Повозили туда, сюда, повыступал он в залах и комнатах, в разных цехах и кооперативах, наконец десерт - неделя на море. Ну почти свое море, а вино и ракия и вовсе свои, брынза, лечо - как не уезжал. В первый же день на пляже присоседился к немцу, перекинулись шутками на лингва-франко. Турист из Баварии. А вы? Времени взвешивать, можно-нельзя, не было... А я - рассказывать долго, а если коротко - бежать отсюда собираюсь. Только не очень знаю, как и куда. Выложил и стал ждать. Немец встал, похромал к воде, выемка в бедре килограмма на полтора, в аккурат как у Драго в спине, выкупался, лег, как лежал, и говорит - носом в песок: детали, битте... Драго - носом в песок по-солдатски толково доложил, без вранья, про партизанскую армию, про партию, идею, измену, лагерь, побег - из огня в полымя. Тот: подумаю, встреча на этом месте через два часа. Ушел, Драго прикинул: не заложит, не с чего, а заложит, тогда и будем соображать. Скорее просто смотается от греха подальше. Баварец по имени Фридрих, Фриц, вернулся, сказал: "Вы здесь с женой. Она тоже бежит?" - "Я с ней еще не говорил".- "Значит, так: я завтра должен лететь домой. Вы надолго здесь?" - "Неделя".- "Я попробую. Мой знакомый гоняет из Турции рефрижераторы с мясом. Через Болгарию. Они иногда заезжают сюда на часок, устраивают себе короткие вакации. Я узнаю. Если договорюсь, сперва отправите жену, в залог. Если с ней пройдет, на следующий день приедут за вами. Вот тут каждый день и ждите, я ему опишу... Я у вас воевал".- "Я вас не помню".- "А я с самолета".

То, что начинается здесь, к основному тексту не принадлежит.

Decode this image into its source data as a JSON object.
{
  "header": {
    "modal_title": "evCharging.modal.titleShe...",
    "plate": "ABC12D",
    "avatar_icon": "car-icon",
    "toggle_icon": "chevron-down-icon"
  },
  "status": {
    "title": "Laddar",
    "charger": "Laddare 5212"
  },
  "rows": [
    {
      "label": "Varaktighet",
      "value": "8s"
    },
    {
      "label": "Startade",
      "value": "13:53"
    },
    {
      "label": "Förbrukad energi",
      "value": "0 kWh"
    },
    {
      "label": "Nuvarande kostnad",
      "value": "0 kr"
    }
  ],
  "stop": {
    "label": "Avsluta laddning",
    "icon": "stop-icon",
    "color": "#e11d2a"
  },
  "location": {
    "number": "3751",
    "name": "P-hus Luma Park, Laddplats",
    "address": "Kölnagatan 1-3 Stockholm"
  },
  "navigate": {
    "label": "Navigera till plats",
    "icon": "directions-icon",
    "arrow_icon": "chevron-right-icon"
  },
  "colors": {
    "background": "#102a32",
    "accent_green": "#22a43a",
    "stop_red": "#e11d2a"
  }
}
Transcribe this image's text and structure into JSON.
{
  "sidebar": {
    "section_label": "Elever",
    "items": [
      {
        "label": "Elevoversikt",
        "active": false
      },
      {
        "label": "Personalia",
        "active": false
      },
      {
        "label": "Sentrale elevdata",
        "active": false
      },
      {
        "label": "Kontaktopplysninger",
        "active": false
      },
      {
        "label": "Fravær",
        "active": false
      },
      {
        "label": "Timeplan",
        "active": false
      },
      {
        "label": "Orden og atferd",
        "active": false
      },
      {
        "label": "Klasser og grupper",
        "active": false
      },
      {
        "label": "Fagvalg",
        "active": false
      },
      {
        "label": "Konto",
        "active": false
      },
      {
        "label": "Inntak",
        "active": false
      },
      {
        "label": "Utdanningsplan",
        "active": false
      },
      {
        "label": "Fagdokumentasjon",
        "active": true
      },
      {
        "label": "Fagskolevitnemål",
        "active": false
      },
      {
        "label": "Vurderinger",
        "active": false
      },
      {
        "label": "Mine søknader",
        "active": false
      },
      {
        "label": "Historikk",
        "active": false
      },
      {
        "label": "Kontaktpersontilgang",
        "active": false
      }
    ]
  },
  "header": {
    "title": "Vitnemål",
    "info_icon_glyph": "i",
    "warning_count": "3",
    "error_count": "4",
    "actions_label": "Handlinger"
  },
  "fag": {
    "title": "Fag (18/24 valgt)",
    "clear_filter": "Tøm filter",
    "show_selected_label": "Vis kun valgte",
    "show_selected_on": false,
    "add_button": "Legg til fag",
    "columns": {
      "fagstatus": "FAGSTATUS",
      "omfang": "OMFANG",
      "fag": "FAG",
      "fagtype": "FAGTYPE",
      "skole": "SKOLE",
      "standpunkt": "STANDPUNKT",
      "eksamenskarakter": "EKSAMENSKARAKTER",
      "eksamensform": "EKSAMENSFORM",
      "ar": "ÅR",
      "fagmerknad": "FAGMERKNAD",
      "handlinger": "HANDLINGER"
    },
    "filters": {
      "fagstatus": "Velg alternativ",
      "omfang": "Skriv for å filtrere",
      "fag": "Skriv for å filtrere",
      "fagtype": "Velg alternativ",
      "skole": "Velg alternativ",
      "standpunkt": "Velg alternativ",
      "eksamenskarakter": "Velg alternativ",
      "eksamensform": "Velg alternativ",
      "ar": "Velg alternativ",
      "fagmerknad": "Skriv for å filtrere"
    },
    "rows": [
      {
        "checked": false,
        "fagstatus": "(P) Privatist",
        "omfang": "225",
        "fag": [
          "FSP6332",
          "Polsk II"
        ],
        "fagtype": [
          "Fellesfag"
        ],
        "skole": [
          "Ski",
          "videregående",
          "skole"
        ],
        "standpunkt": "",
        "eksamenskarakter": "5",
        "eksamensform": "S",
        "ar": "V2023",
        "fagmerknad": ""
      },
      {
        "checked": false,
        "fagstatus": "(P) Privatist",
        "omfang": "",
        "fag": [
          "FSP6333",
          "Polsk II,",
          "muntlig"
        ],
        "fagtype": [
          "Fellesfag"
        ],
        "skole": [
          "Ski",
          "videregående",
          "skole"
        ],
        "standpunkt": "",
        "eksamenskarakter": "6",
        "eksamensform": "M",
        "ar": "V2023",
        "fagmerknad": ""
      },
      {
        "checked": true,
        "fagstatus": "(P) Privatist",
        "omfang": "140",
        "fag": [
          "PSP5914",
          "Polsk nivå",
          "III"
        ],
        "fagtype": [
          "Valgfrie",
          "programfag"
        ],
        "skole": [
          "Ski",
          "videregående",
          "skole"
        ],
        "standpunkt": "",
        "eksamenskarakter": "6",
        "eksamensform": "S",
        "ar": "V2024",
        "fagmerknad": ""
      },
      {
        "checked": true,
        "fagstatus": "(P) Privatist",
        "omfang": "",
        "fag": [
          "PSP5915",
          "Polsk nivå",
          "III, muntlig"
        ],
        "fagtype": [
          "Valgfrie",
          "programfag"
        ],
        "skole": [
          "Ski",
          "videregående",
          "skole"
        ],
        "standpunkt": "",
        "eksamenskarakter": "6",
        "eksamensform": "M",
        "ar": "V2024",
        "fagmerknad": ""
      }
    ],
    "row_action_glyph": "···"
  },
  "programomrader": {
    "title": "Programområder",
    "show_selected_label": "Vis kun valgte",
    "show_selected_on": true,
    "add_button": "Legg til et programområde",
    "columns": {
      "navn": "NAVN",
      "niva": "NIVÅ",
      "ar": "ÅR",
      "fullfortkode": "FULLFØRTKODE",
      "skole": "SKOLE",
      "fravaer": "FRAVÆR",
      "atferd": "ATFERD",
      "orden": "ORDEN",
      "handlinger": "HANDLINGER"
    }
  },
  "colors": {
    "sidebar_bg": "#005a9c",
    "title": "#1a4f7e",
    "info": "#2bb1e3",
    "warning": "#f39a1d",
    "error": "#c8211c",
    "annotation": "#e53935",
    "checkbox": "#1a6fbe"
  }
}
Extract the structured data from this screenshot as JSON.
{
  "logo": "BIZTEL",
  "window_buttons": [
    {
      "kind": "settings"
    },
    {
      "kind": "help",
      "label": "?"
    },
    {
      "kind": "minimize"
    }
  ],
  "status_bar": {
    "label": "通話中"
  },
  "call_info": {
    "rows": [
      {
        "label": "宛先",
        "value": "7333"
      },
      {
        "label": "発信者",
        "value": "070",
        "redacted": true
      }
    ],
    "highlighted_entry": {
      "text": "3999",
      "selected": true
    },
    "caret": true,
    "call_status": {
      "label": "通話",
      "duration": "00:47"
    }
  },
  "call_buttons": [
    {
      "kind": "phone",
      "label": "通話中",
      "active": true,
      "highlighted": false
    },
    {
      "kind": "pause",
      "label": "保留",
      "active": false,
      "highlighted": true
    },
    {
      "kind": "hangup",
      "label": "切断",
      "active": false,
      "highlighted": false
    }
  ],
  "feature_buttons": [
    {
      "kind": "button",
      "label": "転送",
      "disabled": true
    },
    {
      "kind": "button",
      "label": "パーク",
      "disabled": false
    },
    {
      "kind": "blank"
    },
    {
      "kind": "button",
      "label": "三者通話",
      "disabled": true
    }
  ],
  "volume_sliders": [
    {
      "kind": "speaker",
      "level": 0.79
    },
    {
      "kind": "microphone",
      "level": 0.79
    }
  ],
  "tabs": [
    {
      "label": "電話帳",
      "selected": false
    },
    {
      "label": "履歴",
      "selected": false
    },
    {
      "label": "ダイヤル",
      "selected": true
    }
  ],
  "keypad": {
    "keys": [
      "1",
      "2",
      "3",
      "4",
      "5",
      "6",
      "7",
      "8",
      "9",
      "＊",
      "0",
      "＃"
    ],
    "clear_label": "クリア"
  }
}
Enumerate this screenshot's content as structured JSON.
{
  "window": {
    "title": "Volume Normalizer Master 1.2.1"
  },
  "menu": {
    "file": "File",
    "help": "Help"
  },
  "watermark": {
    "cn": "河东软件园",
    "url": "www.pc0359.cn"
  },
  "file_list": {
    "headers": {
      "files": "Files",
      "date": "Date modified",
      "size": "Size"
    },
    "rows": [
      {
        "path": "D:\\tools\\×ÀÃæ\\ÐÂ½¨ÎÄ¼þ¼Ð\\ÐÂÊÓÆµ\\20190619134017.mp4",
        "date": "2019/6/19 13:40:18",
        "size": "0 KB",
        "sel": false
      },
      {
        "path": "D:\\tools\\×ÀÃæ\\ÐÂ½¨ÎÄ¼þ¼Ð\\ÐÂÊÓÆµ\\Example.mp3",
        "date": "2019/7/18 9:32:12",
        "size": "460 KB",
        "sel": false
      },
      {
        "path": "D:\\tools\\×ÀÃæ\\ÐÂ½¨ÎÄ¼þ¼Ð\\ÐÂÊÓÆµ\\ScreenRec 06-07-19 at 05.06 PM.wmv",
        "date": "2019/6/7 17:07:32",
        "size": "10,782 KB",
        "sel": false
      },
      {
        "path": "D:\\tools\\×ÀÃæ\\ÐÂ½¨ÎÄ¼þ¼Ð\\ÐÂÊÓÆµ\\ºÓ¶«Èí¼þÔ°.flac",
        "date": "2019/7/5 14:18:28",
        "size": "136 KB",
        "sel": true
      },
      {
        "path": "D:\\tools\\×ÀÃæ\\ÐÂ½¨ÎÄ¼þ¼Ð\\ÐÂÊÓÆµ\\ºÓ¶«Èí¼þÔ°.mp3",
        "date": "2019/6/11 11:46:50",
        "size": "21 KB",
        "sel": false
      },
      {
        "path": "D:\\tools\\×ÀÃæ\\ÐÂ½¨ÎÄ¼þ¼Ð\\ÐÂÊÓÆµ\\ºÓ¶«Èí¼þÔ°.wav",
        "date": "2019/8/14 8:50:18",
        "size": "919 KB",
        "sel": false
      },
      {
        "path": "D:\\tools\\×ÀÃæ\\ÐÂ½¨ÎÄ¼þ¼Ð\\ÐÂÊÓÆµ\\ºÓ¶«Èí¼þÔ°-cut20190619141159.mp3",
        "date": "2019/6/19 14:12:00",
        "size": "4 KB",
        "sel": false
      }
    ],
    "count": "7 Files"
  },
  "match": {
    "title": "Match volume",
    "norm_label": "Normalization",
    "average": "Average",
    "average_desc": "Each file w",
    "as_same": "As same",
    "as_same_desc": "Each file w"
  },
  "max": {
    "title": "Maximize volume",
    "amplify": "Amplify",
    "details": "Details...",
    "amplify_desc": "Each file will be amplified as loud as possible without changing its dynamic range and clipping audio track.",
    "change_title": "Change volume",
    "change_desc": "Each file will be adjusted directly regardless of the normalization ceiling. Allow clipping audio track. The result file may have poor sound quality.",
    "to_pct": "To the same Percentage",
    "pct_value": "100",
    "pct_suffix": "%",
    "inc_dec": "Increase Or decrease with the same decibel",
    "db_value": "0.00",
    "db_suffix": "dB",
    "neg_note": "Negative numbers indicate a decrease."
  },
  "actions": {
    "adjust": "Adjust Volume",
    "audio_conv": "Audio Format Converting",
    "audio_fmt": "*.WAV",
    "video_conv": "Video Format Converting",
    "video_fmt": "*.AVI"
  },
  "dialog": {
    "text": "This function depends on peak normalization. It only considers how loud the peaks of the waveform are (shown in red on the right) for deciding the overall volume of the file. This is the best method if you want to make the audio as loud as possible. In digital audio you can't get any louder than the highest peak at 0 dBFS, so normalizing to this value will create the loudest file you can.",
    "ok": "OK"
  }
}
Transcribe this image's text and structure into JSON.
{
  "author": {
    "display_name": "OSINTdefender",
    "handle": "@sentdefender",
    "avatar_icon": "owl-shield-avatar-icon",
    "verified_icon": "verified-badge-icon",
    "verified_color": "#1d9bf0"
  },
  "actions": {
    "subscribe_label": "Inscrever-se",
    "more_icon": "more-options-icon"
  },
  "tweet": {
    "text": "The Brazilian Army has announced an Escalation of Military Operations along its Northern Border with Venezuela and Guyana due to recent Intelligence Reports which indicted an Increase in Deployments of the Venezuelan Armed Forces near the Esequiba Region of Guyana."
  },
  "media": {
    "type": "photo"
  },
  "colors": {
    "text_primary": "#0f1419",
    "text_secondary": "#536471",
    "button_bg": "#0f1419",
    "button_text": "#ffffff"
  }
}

Визме сказал только в ту минуту, когда через три дня увидел приближающегося по пляжу мужика в комбинезоне "Магирус". Встал, взял в руки штаны и рубашку, объяснил ей что к чему и предъявил ультиматум: или ты сейчас одеваешься и с ним уходишь - или я, но тогда, как говорится, прощай навеки. Без слова оделась, подождала, пока тот выкупается и пойдет к грузовику, и двинулась вслед, в летнем сарафане и босоножках. За Драго Дед Мороз приехал назавтра утром. "У них там в машине были тулупы, но по пальчику и она, и я отморозили". Когда Исайе рассказывал, тот кивал головой весело, и когда он кончил, с удовольствием проговорил: "Да-да, это не вы одни, я в кино видел". Он не понял, значит ли это опять, что и так бывает или что он не вполне верит. Поэтому сказал: мы тоже, когда в кино видим, думаем - неужели это самое было с нами?..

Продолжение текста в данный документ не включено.